¿Cuál ha de ser nuestra actitud ante nuestros enemigos? Si la vida nos ofrece oportunidades para derrotarlos, ¿no hemos de aprovecharlas? ¿No existe una oscura satisfacción en comprobar la humillación de aquellos que no nos quieren? No hace falta estar en guerra para comprobrar el odio de muchas personas que buscan el mal de los demás.
Hace más de tres mil años vivió un personaje cerca de las riberas orientales del mar Mediterráneo que supo revertir esta tendencia del ser humano. Hasta dos veces pudo rematar a un enemigo que lo perseguía a muerte. El enemigo se llamaba Saúl, y detentaba el poder. El perseguido se llamaba David: estaba llamado a ser rey. Saúl perseguía a David por envidia, por temores fundados a que este hombre pudiera quitarle el reino en un futuro inmediato. Conservar el poder lleva consigo, a menudo, tener que derrotar a aquellos que nos lo discuten.

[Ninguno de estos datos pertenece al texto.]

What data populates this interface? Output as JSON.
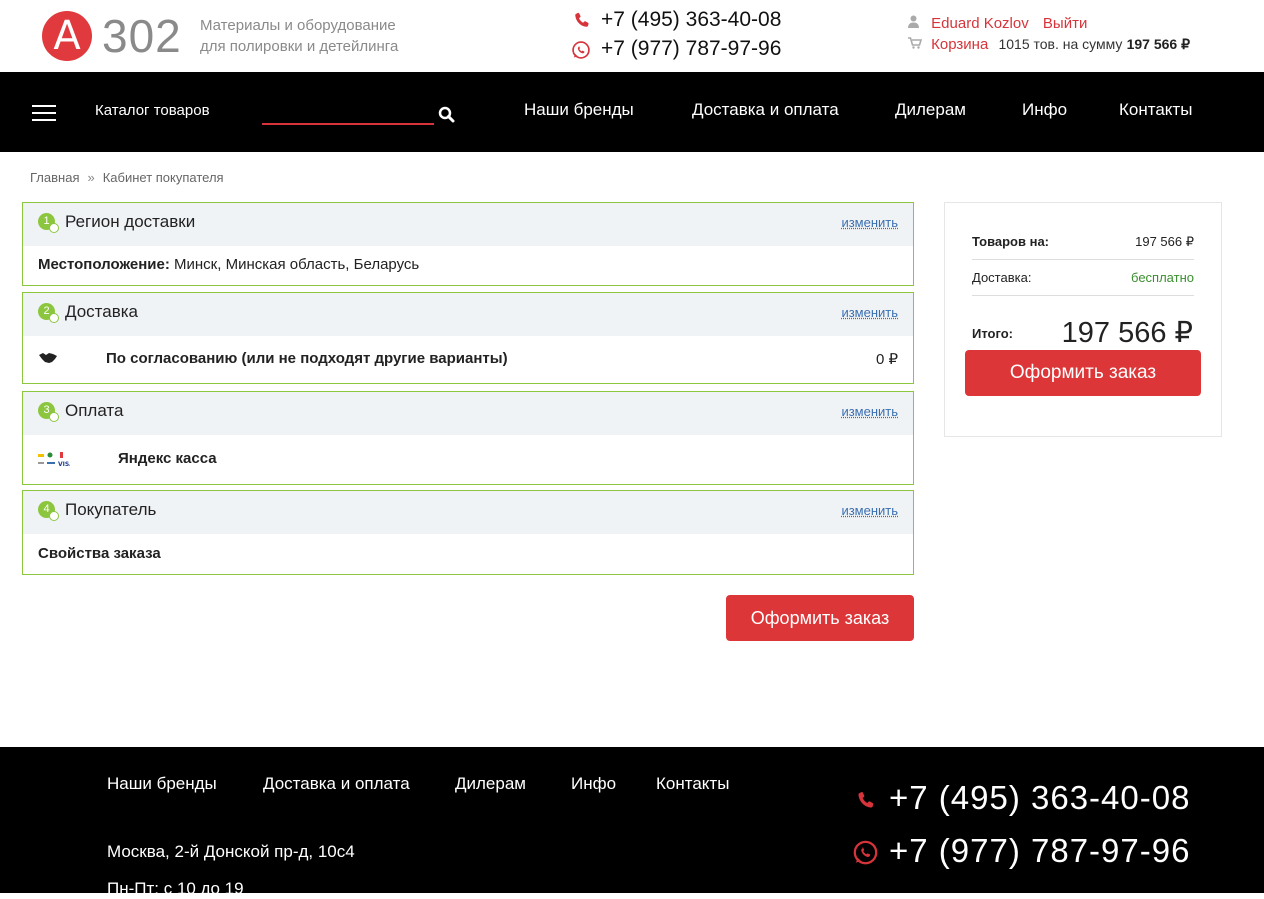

David, incluso, había recibido la confirmación de los profetas sobre su elección para el trono: Dios lo quería rey en lugar de Saúl. ¿Cómo habría de conseguir realizar esa promesa, que no solo él deseaba, sino que era la voluntad del pueblo, de los profetas y del mismo Dios?
En dos ocasiones Saúl estuvo a su alcance. Aquel que lo quería matar estaba a sus pies: acabar con él habría sido legítima defensa. Es más, sus compañeros le animaban a ello: era el mismo Dios quien ponía el enemigo allí delante para conseguir la victoria definitiva. Acabar con quien deseaba su muerte y cumplir la promesa de gobernar: todo parecía claro, solo había que empuñar la espada y rematar al enemigo.
David no lo hizo. Saúl era, por ahora, el rey legítimo: no se podía atentar contra el Ungido del Señor. Algún día, dejaría de ser rey; algún día, Dios cumpliría sus promesas a David; pero el futuro rey supo esperar. No se puede conseguir el poder, ni siquiera el legítimo, a cualquier precio. Ciertamente, no al precio de la destrucción del otro.
La historia de David es un ejemplo claro del “amor a los enemigos” y, sobre todo, de su causa más clara: respetar los caminos de Dios. Existe una expresión en el Antiguo Testamento que solemos entender muy mal: “La venganza es de Dios”. Esto no significa que el Dios de Israel sea un Dios vengativo, que empuja a todos a vengarse de los enemigos; todo lo contrario. Esta frase significa que la venganza no está en nuestras manos, que debemos confiar en Dios: él conoce caminos para instaurar la justicia que a nosotros nos desbordan.
Muchos siglos después, el descendiente legítimo de David, caminando por las colinas de Galilea, puso palabra y llevó hasta sus últimas consecuencias la actitud del antiguo rey: “Amad a vuestros enemigos, haced el bien a los que os odian, bendecid a los que os maldicen, orad por los que os injurian… Si amáis solo a los que os aman, ¿qué mérito tenéis?”.
También este descendiente sabía que sería coronado rey frente a todos los “saúles” envidiosos que ostentaban el poder. ¿Cómo lo hizo? ¿Acabó con sus enemigos? Lo que David inició llegó ahora hasta sus límites más insospechados: este nuevo David, no solo no acabó con sus enemigos: fueron ellos los que, acabando con él, lo convirtieron en el rey definitivo, en el Ungido eterno que estaba llamado a redimir la historia y todas sus violencias.
¿Dónde está el pueblo de David, dónde los discípulos del rey de Galilea? Ellos han de ser los portadores vivos de esta doctrina, la carne de estas palabras, sabias como pocas en la historia.
Nadie vence cuando una persona es vencida, aunque sea solo con las palabras; vencemos todos cuando la dinámica del odio y la venganza es vencida por el perdón.
¿A quiénes amáis? Ahí está la clave de la hondura humana de vuestras vidas.